Although my 30 day challenge is ending soon, I’ve set a goal to read the Bible more often now and study it. I would also like for my children and my husband to get involved but I’m not sure how yet. Well, I have a couple of Bibles that are geared to children so those should help. I’m not sure how I can get my husband involved, maybe I’ll read out loud and he’ll have to listen when he’s around.
I’ll like to get a journaling Bible. I’ve seen some of those on Pinterest and they look very nice. I’m not very artistic but I can give it a try. I would also like to make notes and references so it’ll be nice to have a space specifically for that.
This has been an interested journey and I definitely felt tested at some point during these weeks. I think I failed but I’ve improved so much from where I was before. You can read more about why I started this challenge here. I won’t go into too much detail here but I’ll try to write another post about how I’ve become a better wife and mom just by reading the Bible.

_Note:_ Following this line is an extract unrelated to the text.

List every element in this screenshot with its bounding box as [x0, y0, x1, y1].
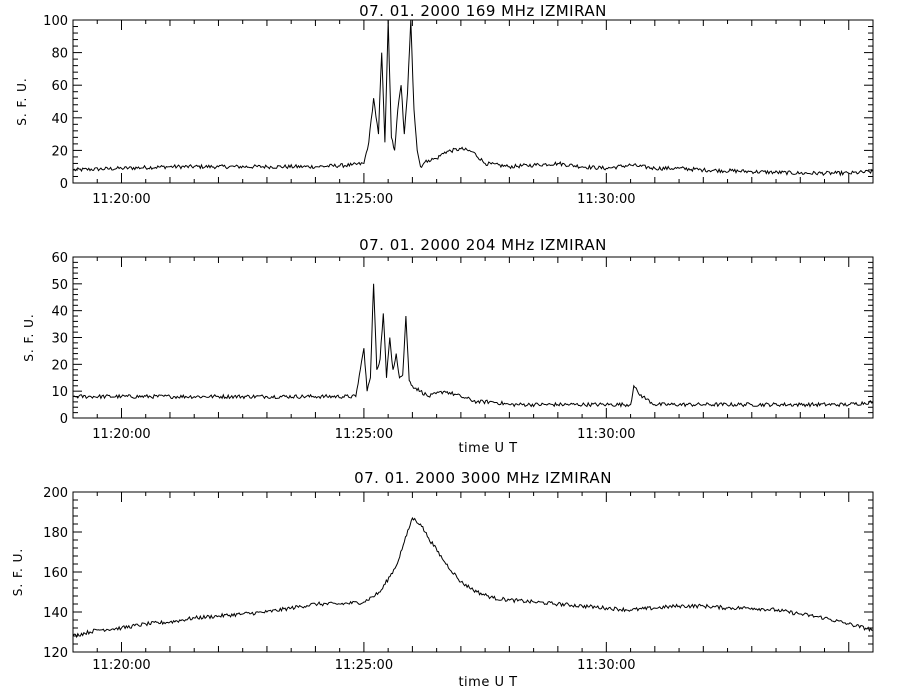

I can only ask God to lead me to the path He wants me to follow. And to make be a better wife and mother, so that my family can grow together as one. And I know He can do that for me because He is great, and He can do everything. I read Psalms 139 today and it summarizes a lot of how I feel at this point. I particularly like this verse (Psalms 139:23-24):
There is a reason why I’m here, in this world, and I want to make the best of it. I love my family, my husband and my children; they are the best that has happened to me. I want to be the best for them and only God can show me what that means and how I can accomplish it. I pray and ask Him to lead me through the right path and to make me better for them. I know I will never be perfect, but I want to just right for my family.